著者
薄 培林
出版者
関西大学東西学術研究所
雑誌
関西大学東西学術研究所紀要 (ISSN:02878151)
巻号頁・発行日
no.47, pp.207-224, 2014-04

In the late nineteenth century, the international order in East Asia was undergoing a transition from tradition to modernity. Relations among the nations in the region were being radically transformed. In the 1870s, confrontation between the Japanese and Chinese governments regarding sovereignty over the Ryukyu Islands was aggravated. In the midst of these difficulties, the late-Qing intellectual Wang Tao (王韜) was invited by Japanese scholars of Chinese literature and culture to Japan, where he made the acquaintance of many Japanese intellectuals of the period. Wang Tao's visit took place immediately after the Meiji government had carried out the "Ryukyu shobun" (policies that eventuated in the annexation of the Ryukyus by Japan as Okinawa Prefecture), a time when tensions between China and Japan had reached a new level. This paper focuses on the issue of the Ryukyus as a source of conflict between Japan and China in the 1870s and 1880s.
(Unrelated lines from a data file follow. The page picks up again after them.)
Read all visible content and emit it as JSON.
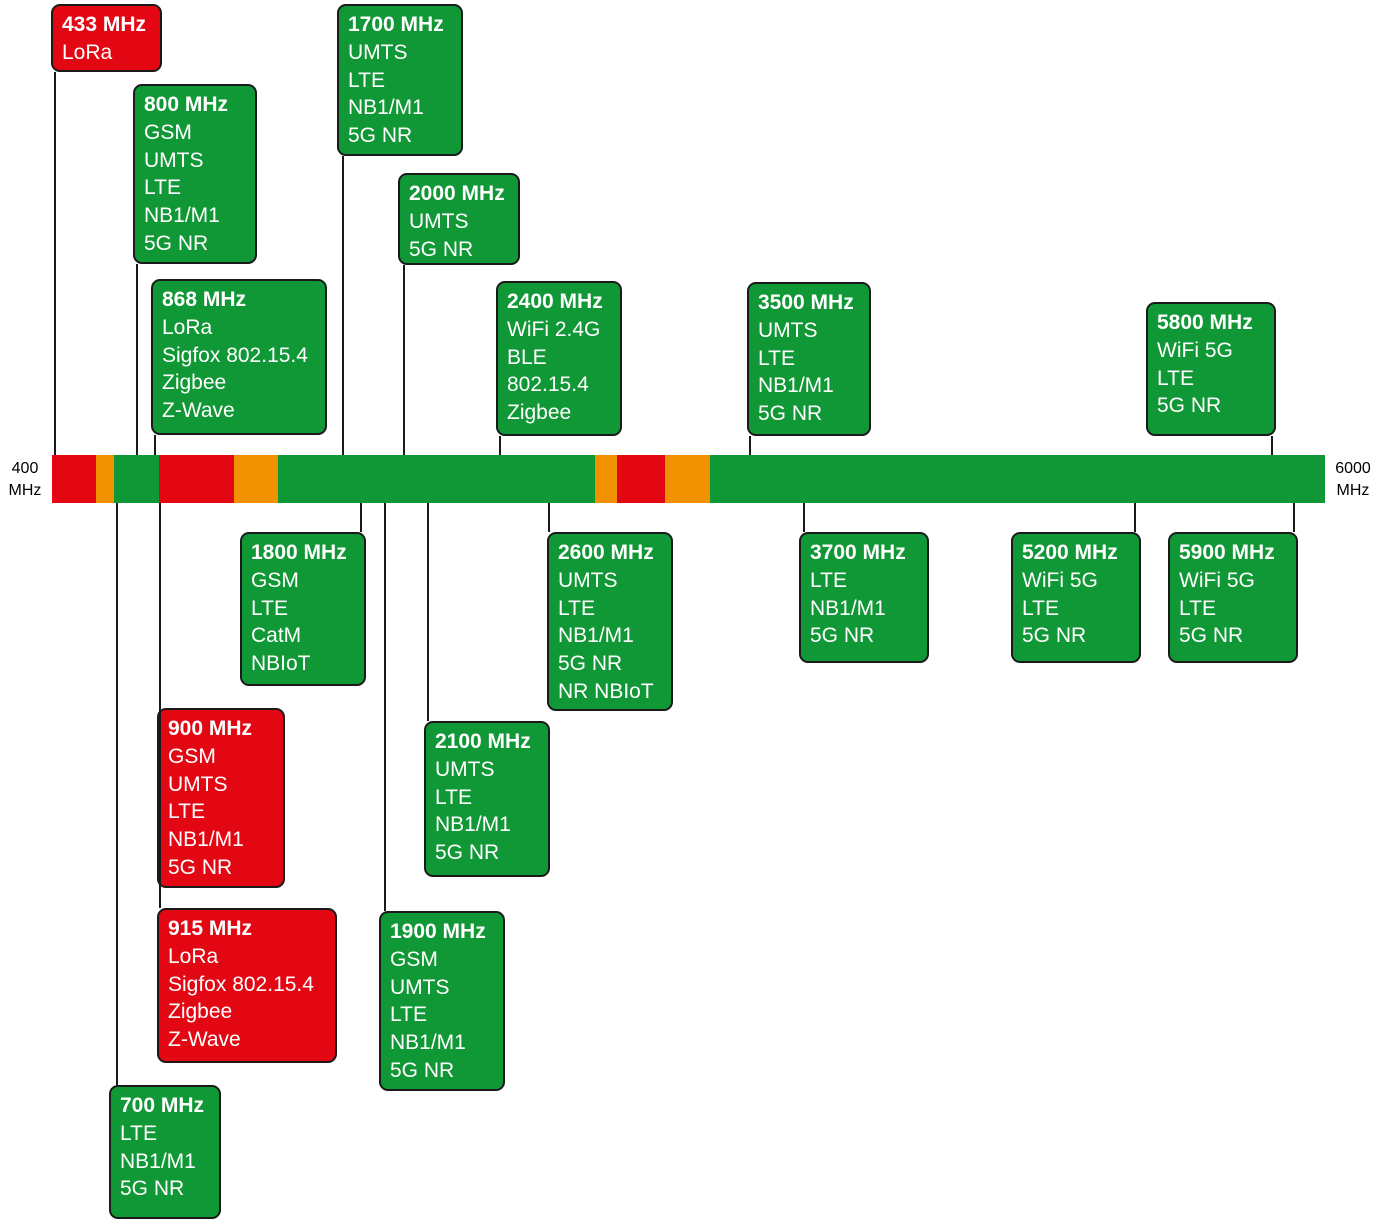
{
  "axis": {
    "start_label": [
      "400",
      "MHz"
    ],
    "end_label": [
      "6000",
      "MHz"
    ]
  },
  "colors": {
    "green": "#119836",
    "red": "#e30613",
    "orange": "#f39200",
    "line": "#1a1a1a"
  },
  "bar_segments": [
    {
      "color": "red"
    },
    {
      "color": "orange"
    },
    {
      "color": "green"
    },
    {
      "color": "red"
    },
    {
      "color": "orange"
    },
    {
      "color": "green"
    },
    {
      "color": "orange"
    },
    {
      "color": "red"
    },
    {
      "color": "orange"
    },
    {
      "color": "green"
    }
  ],
  "bands": [
    {
      "freq": "433 MHz",
      "color": "red",
      "side": "above",
      "techs": [
        "LoRa"
      ]
    },
    {
      "freq": "800 MHz",
      "color": "green",
      "side": "above",
      "techs": [
        "GSM",
        "UMTS",
        "LTE",
        "NB1/M1",
        "5G NR"
      ]
    },
    {
      "freq": "868 MHz",
      "color": "green",
      "side": "above",
      "techs": [
        "LoRa",
        "Sigfox 802.15.4",
        "Zigbee",
        "Z-Wave"
      ]
    },
    {
      "freq": "1700 MHz",
      "color": "green",
      "side": "above",
      "techs": [
        "UMTS",
        "LTE",
        "NB1/M1",
        "5G NR"
      ]
    },
    {
      "freq": "2000 MHz",
      "color": "green",
      "side": "above",
      "techs": [
        "UMTS",
        "5G NR"
      ]
    },
    {
      "freq": "2400 MHz",
      "color": "green",
      "side": "above",
      "techs": [
        "WiFi 2.4G",
        "BLE",
        "802.15.4",
        "Zigbee"
      ]
    },
    {
      "freq": "3500 MHz",
      "color": "green",
      "side": "above",
      "techs": [
        "UMTS",
        "LTE",
        "NB1/M1",
        "5G NR"
      ]
    },
    {
      "freq": "5800 MHz",
      "color": "green",
      "side": "above",
      "techs": [
        "WiFi 5G",
        "LTE",
        "5G NR"
      ]
    },
    {
      "freq": "1800 MHz",
      "color": "green",
      "side": "below",
      "techs": [
        "GSM",
        "LTE",
        "CatM",
        "NBIoT"
      ]
    },
    {
      "freq": "2600 MHz",
      "color": "green",
      "side": "below",
      "techs": [
        "UMTS",
        "LTE",
        "NB1/M1",
        "5G NR",
        "NR NBIoT"
      ]
    },
    {
      "freq": "3700 MHz",
      "color": "green",
      "side": "below",
      "techs": [
        "LTE",
        "NB1/M1",
        "5G NR"
      ]
    },
    {
      "freq": "5200 MHz",
      "color": "green",
      "side": "below",
      "techs": [
        "WiFi 5G",
        "LTE",
        "5G NR"
      ]
    },
    {
      "freq": "5900 MHz",
      "color": "green",
      "side": "below",
      "techs": [
        "WiFi 5G",
        "LTE",
        "5G NR"
      ]
    },
    {
      "freq": "900 MHz",
      "color": "red",
      "side": "below",
      "techs": [
        "GSM",
        "UMTS",
        "LTE",
        "NB1/M1",
        "5G NR"
      ]
    },
    {
      "freq": "2100 MHz",
      "color": "green",
      "side": "below",
      "techs": [
        "UMTS",
        "LTE",
        "NB1/M1",
        "5G NR"
      ]
    },
    {
      "freq": "915 MHz",
      "color": "red",
      "side": "below",
      "techs": [
        "LoRa",
        "Sigfox 802.15.4",
        "Zigbee",
        "Z-Wave"
      ]
    },
    {
      "freq": "1900 MHz",
      "color": "green",
      "side": "below",
      "techs": [
        "GSM",
        "UMTS",
        "LTE",
        "NB1/M1",
        "5G NR"
      ]
    },
    {
      "freq": "700 MHz",
      "color": "green",
      "side": "below",
      "techs": [
        "LTE",
        "NB1/M1",
        "5G NR"
      ]
    }
  ]
}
It analyzes the related writings by Wang Tao and his Japanese acquaintances such as Nakamura Masanao (中村正直), Shigeno Yasutsugu (重野安繹), and Oka Senjin (岡千仞). It examines the question of how Japanese and Chinese intellectuals perceived the international status and identity of the Ryukyus in the rapidly changing East Asian international order, and how they associated the Ryukyu issue with Sino-Japanese relations at the present and the triangular relations of China, Japan and the Ryukyus in the future. At the same time, this paper will highlight the contradictions between the perceptions of these intellectuals concerning the Ryukyu issue and their proposals to "Develop Asia" (興亜), and analyze the nature of the intellectual shift toward modernity manifested in the perceptions of international relations and global politics by the Chinese and Japanese intellectuals of this period.